Exception Agent Detection System for IP Spoofing Over Online Environments
Over the recent years, IP and email spoofing gained much importance for security concerns due to the current changes in manipulating the system performance in different online environments. Intrusion Detection System (IDS) has been used to secure these environments for sharing their data over network and host based IDS approaches. However, the rapid growth of intrusion events over Internet and local area network become responsible for the distribution of different threats and vulnerabilities in the computing systems. The current signature detection approach used by IDS, detects unclear actions based on analyzing and describing the action patterns such as time, text, password etc and has been faced difficulties in updating information, detect unknown novel attacks, maintenance of an IDS which is necessarily connected with analyzing and patching of security holes, and the lack of information on user privileges and attack signature structure. Thus, this paper proposes an EADS (Exception agent detection system) for securing the header information carried by IP over online environments. The study mainly concerns with the deployment of new technique for detecting and eliminating the unknown threats attacks during the data sharing over online environments.
💡 Research Summary
The paper addresses the growing threat of IP and email spoofing in modern online environments and critiques the limitations of traditional signature‑based intrusion detection systems (IDS). Conventional IDS rely on pre‑defined attack signatures, making them ineffective against novel or mutated spoofing attacks, difficult to keep up‑to‑date, and often blind to user privilege contexts and the structure of attack signatures. To overcome these shortcomings, the authors propose an Exception Agent Detection System (EADS) that focuses on real‑time validation of IP header information.

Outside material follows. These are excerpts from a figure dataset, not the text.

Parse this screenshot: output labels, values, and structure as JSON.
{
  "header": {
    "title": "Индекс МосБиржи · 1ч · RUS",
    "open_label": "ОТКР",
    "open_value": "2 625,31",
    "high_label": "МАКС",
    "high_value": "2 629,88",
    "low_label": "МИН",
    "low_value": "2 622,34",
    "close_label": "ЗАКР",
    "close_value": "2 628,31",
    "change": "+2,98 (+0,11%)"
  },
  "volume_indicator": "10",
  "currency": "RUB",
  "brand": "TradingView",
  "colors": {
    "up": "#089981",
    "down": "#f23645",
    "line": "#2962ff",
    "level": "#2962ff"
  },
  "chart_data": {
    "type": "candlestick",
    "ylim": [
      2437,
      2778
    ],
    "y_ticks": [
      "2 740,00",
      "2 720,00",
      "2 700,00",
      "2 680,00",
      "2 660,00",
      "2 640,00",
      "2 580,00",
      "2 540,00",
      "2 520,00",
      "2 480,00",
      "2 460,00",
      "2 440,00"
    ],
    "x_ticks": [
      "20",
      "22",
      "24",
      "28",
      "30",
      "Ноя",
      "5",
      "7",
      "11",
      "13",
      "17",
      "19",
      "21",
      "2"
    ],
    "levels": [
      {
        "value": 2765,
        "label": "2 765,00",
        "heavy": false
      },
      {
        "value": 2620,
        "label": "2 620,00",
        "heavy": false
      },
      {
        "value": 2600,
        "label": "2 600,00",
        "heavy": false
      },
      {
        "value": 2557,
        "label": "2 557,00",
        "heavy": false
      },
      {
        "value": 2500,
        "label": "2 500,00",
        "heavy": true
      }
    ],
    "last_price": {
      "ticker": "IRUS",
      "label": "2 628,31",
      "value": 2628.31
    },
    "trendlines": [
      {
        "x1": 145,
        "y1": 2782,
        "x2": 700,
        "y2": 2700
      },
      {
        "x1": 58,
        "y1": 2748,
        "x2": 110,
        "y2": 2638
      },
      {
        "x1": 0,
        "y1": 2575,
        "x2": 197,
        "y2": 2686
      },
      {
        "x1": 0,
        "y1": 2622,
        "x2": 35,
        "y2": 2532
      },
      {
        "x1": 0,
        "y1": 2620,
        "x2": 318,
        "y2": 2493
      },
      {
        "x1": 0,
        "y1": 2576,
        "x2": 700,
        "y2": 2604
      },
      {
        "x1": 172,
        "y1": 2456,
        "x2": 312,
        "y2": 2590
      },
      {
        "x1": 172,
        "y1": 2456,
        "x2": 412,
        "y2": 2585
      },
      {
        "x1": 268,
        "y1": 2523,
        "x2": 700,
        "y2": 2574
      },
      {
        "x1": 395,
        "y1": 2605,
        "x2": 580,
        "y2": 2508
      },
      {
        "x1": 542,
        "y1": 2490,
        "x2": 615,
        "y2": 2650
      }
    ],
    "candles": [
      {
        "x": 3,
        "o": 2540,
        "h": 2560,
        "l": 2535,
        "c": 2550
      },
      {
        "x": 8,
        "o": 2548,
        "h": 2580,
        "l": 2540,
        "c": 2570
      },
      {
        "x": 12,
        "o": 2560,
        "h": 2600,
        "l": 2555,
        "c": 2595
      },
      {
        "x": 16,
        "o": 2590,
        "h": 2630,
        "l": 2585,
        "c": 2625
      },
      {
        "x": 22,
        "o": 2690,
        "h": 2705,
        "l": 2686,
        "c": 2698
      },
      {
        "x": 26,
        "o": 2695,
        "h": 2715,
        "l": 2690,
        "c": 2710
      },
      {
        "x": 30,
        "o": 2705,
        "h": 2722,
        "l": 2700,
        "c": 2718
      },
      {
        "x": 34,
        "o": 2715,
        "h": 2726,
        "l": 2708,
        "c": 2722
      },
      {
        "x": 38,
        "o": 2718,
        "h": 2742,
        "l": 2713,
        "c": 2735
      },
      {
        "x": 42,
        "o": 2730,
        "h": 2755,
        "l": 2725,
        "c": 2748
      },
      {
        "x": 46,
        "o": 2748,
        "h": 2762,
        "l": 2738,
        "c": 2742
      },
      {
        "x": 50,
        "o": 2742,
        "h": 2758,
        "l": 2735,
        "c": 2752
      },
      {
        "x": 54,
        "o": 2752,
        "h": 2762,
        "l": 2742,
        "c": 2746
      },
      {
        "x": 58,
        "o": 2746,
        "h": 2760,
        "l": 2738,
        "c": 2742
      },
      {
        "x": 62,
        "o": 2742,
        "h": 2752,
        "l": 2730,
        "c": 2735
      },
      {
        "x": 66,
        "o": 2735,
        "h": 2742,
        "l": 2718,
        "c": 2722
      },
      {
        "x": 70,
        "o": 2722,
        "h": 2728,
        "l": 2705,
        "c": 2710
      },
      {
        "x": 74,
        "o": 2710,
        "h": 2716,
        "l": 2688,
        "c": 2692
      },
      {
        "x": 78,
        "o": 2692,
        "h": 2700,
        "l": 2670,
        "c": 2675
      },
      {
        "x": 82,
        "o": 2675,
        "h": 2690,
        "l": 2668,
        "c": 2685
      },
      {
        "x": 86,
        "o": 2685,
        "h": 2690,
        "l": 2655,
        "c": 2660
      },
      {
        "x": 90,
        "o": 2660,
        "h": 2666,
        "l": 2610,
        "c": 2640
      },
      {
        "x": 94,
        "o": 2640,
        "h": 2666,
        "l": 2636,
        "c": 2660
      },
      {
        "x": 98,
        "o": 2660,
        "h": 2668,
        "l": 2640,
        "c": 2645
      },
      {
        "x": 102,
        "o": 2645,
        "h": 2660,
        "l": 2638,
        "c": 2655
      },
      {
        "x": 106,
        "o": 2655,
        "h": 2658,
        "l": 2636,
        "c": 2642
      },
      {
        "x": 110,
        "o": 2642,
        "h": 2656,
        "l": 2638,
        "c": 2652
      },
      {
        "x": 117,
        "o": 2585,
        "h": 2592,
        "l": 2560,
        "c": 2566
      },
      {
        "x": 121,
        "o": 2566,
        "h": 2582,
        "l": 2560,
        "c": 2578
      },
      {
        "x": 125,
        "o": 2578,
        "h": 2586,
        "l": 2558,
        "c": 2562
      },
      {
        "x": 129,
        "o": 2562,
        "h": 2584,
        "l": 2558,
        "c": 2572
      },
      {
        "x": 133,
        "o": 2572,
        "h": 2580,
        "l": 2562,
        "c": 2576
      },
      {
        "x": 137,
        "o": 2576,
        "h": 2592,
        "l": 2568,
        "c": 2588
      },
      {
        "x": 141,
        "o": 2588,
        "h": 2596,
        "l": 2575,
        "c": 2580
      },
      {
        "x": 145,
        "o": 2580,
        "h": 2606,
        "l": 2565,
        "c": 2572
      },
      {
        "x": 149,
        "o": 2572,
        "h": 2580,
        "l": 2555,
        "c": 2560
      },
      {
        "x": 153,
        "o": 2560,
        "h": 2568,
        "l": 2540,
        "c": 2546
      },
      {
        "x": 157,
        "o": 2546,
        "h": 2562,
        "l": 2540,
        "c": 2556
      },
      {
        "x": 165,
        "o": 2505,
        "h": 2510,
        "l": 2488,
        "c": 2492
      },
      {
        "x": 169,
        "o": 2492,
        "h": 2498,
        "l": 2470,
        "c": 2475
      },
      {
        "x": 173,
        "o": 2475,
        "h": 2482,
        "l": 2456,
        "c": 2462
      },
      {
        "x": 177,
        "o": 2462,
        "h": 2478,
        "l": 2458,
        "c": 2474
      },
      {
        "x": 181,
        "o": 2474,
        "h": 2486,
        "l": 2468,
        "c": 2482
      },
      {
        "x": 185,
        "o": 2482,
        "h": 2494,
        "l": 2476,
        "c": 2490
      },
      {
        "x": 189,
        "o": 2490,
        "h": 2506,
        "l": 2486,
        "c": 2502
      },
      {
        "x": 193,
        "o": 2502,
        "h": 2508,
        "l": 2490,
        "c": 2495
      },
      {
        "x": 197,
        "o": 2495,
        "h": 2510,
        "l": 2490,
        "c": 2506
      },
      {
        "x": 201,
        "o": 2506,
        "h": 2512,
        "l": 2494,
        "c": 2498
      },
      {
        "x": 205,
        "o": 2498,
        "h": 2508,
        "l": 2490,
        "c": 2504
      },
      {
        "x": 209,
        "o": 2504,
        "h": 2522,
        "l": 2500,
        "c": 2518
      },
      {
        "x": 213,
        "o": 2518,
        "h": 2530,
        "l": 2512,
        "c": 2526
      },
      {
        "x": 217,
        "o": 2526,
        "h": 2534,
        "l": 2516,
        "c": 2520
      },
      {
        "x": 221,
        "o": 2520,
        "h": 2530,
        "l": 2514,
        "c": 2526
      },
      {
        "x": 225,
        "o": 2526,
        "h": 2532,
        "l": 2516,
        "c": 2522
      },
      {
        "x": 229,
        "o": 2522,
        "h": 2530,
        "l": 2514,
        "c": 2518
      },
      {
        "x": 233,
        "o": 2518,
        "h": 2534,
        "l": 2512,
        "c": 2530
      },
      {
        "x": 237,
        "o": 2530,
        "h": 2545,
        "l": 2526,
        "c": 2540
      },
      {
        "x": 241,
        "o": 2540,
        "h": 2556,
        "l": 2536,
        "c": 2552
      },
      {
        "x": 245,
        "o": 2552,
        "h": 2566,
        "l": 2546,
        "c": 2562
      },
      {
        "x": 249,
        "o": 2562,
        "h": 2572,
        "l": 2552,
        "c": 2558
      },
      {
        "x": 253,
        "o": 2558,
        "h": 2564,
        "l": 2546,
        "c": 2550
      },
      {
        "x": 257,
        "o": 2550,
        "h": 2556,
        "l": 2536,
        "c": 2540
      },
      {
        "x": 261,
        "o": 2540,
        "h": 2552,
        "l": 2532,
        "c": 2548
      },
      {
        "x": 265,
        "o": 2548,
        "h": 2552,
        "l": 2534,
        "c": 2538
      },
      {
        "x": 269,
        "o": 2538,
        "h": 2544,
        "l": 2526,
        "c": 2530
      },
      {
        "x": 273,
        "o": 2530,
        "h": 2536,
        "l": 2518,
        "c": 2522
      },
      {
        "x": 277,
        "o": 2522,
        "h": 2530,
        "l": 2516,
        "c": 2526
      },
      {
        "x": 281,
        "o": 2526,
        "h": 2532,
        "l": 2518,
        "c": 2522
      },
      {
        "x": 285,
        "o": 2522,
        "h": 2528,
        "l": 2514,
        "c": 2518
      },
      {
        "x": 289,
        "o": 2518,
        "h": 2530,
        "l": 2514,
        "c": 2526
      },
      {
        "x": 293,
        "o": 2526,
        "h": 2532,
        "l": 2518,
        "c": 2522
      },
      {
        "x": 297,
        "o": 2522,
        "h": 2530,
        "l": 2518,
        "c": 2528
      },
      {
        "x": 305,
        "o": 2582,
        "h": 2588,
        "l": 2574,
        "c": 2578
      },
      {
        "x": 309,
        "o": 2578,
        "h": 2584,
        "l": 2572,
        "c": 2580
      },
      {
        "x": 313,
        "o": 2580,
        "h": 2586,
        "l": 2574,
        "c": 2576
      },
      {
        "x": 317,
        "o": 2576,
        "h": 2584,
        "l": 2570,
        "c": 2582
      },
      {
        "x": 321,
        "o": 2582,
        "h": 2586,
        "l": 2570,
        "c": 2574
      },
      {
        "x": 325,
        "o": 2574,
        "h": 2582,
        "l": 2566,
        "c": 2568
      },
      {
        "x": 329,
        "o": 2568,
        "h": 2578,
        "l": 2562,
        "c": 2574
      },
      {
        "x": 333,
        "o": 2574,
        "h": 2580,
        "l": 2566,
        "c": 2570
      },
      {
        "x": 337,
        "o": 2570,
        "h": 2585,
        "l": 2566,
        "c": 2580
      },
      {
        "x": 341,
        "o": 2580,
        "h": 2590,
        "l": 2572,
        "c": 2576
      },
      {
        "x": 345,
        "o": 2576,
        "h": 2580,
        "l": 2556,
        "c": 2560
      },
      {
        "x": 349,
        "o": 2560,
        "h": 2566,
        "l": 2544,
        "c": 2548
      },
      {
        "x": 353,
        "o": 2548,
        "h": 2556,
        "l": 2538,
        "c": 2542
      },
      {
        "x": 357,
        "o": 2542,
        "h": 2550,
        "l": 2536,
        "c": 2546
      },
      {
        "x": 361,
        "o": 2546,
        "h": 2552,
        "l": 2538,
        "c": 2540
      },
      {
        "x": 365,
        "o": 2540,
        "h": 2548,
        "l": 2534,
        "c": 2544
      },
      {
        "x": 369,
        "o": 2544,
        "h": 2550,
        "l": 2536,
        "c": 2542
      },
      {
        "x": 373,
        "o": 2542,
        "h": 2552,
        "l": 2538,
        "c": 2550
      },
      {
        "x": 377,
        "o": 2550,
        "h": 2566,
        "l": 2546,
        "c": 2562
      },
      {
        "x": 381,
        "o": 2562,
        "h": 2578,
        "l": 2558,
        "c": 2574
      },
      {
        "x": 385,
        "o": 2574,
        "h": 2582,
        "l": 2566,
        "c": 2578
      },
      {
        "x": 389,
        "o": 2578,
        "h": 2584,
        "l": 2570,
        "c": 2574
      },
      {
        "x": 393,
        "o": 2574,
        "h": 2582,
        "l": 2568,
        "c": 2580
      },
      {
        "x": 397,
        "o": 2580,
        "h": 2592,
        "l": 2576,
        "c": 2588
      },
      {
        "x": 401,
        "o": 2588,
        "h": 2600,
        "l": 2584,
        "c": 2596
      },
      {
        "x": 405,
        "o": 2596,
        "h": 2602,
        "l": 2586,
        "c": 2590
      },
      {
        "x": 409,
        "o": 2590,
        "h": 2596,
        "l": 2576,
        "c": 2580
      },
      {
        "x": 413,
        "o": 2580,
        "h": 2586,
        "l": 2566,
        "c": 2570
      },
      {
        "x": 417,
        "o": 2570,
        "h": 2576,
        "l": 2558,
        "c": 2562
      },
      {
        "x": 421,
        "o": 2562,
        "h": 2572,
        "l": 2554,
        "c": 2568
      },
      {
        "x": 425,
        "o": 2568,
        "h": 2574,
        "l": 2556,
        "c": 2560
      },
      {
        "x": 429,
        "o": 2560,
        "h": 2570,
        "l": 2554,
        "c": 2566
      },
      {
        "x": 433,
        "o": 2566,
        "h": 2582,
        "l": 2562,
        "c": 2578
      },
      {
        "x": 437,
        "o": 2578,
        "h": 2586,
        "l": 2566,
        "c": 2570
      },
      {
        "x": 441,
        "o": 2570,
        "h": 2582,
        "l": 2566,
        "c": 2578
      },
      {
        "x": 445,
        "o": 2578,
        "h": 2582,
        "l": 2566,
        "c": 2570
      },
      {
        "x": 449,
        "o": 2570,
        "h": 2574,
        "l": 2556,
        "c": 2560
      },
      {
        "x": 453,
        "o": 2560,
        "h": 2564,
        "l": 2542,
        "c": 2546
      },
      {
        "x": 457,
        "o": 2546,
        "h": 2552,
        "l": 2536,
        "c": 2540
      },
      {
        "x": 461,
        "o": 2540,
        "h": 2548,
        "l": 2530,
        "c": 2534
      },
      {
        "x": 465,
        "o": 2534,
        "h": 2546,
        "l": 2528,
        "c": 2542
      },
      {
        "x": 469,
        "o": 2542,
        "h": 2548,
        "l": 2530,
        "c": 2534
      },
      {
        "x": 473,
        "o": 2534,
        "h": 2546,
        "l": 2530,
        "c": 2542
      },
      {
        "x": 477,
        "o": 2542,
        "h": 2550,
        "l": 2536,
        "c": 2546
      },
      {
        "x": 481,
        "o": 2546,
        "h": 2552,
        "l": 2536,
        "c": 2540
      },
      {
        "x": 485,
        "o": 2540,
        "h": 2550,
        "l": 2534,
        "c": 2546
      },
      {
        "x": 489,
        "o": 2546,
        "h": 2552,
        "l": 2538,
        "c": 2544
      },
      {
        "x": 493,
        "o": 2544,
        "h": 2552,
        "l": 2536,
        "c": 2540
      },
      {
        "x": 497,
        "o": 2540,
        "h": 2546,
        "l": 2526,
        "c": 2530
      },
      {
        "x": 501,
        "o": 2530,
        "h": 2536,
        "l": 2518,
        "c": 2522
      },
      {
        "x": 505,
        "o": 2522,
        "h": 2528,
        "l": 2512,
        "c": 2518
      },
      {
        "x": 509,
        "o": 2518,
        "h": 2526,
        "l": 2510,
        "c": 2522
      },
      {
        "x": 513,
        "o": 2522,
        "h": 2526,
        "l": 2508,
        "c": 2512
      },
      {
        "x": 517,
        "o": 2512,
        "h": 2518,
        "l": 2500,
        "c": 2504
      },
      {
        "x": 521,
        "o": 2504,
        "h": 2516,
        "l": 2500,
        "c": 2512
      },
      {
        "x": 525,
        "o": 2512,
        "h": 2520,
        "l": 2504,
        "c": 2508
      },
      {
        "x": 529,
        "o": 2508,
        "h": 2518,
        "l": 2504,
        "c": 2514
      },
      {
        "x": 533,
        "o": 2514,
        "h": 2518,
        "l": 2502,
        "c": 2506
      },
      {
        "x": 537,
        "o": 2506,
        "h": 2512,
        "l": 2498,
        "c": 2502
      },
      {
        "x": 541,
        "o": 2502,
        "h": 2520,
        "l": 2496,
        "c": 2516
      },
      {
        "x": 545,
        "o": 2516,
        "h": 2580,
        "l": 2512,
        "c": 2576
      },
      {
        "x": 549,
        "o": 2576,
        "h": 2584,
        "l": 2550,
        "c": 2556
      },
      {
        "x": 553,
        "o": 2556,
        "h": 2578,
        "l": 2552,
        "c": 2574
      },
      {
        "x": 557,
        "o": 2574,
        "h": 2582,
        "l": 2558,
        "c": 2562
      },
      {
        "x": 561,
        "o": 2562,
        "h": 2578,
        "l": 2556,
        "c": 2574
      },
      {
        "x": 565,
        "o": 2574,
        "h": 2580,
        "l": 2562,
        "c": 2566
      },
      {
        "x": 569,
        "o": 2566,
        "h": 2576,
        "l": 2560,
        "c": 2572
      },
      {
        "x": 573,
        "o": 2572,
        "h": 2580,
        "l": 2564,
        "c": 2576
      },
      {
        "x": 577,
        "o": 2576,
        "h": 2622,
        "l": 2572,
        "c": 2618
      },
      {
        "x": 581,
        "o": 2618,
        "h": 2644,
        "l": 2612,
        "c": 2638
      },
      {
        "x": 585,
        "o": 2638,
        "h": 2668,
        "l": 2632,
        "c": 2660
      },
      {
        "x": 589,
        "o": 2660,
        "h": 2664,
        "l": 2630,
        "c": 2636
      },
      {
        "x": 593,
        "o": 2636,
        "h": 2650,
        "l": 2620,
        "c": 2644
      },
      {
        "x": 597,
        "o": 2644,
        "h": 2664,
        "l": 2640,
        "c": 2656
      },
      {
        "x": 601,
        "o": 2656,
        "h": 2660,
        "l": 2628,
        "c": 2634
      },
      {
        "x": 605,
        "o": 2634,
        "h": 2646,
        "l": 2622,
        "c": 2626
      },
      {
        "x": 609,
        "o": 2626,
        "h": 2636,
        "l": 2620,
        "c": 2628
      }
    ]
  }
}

EADS consists of three main components: (1) a Header Consistency Inspection Engine that cross‑checks source IP addresses, TTL values, packet sizes, and routing paths against current ARP caches and routing tables; (2) a Dynamic Exception Rule Generator that learns normal traffic patterns, builds statistical models, and automatically creates new exception rules when anomalies exceed predefined thresholds; and (3) a Real‑Time Alert and Blocking Interface that isolates suspicious packets, logs detailed events, and notifies administrators. The workflow begins with packet capture at the network interface, followed by header analysis, anomaly detection, rule generation, and finally packet drop or firewall rule insertion. All events are stored centrally for forensic analysis.

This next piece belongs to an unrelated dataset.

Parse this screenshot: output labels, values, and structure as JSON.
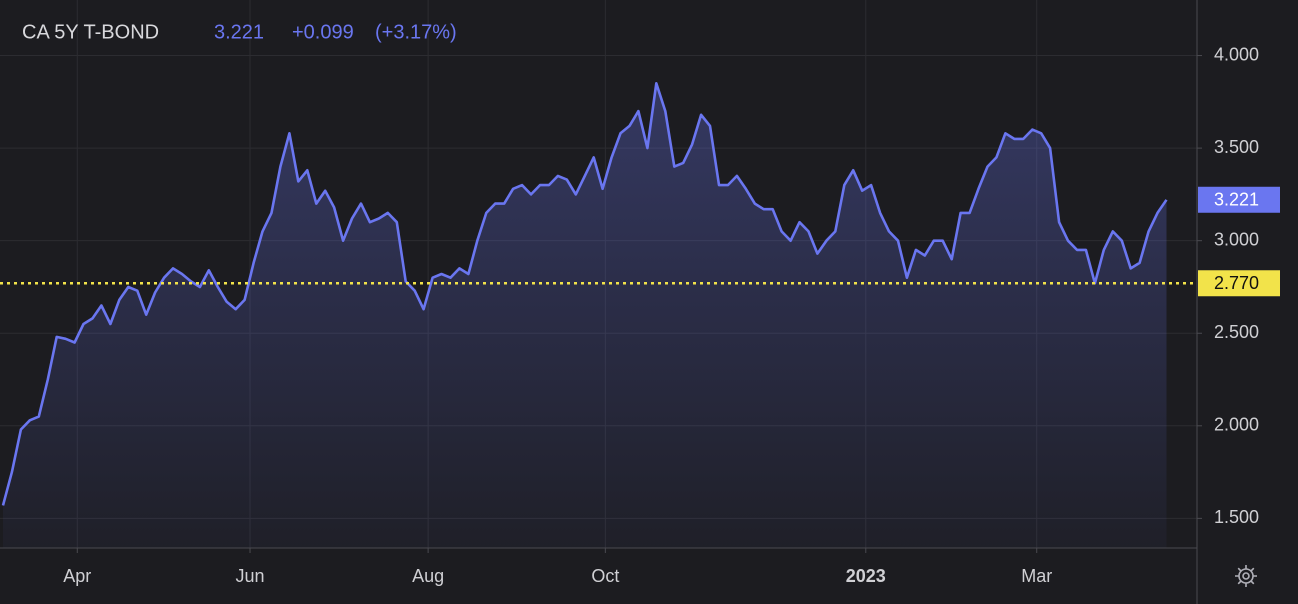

The authors evaluated EADS in two testbeds: a small LAN and a virtualized cloud network. Compared with a conventional signature‑based IDS, EADS achieved a detection rate of over 92 % for both known spoofing attacks and zero‑day variants, while maintaining an average processing latency of 3–5 ms, which is acceptable for real‑time services. The traditional IDS, by contrast, detected only about 45 % of the zero‑day variants. However, EADS exhibited a false‑positive rate of roughly 7 %, attributed to overly sensitive rule generation in environments with high traffic variability.
A key contribution of the work is the proposed integration of EADS with existing IDS. By feeding EADS‑identified suspicious packets into a signature‑based engine, the combined system can leverage the rapid update capability of behavior‑based detection while retaining the precise pattern matching of signature‑based methods, thereby reducing the maintenance burden on IDS signatures.
The paper also discusses several limitations and future research directions. Scalability is a concern because the current design relies on a centralized rule database, which could become a bottleneck under high traffic loads. Reducing the false‑positive rate may require more sophisticated machine‑learning models that can better distinguish benign anomalies from malicious ones. Moreover, the exception agent itself could become an attack surface; thus, mechanisms for ensuring its integrity and protecting it from tampering are necessary.
In conclusion, the proposed EADS offers a promising approach to augment traditional IDS by introducing real‑time header validation and dynamic exception handling, effectively addressing the signature‑dependency problem that hampers detection of IP spoofing attacks. While the experimental results demonstrate improved detection performance and low latency, further work is needed to validate scalability, refine false‑positive management, and harden the exception agent against potential exploitation.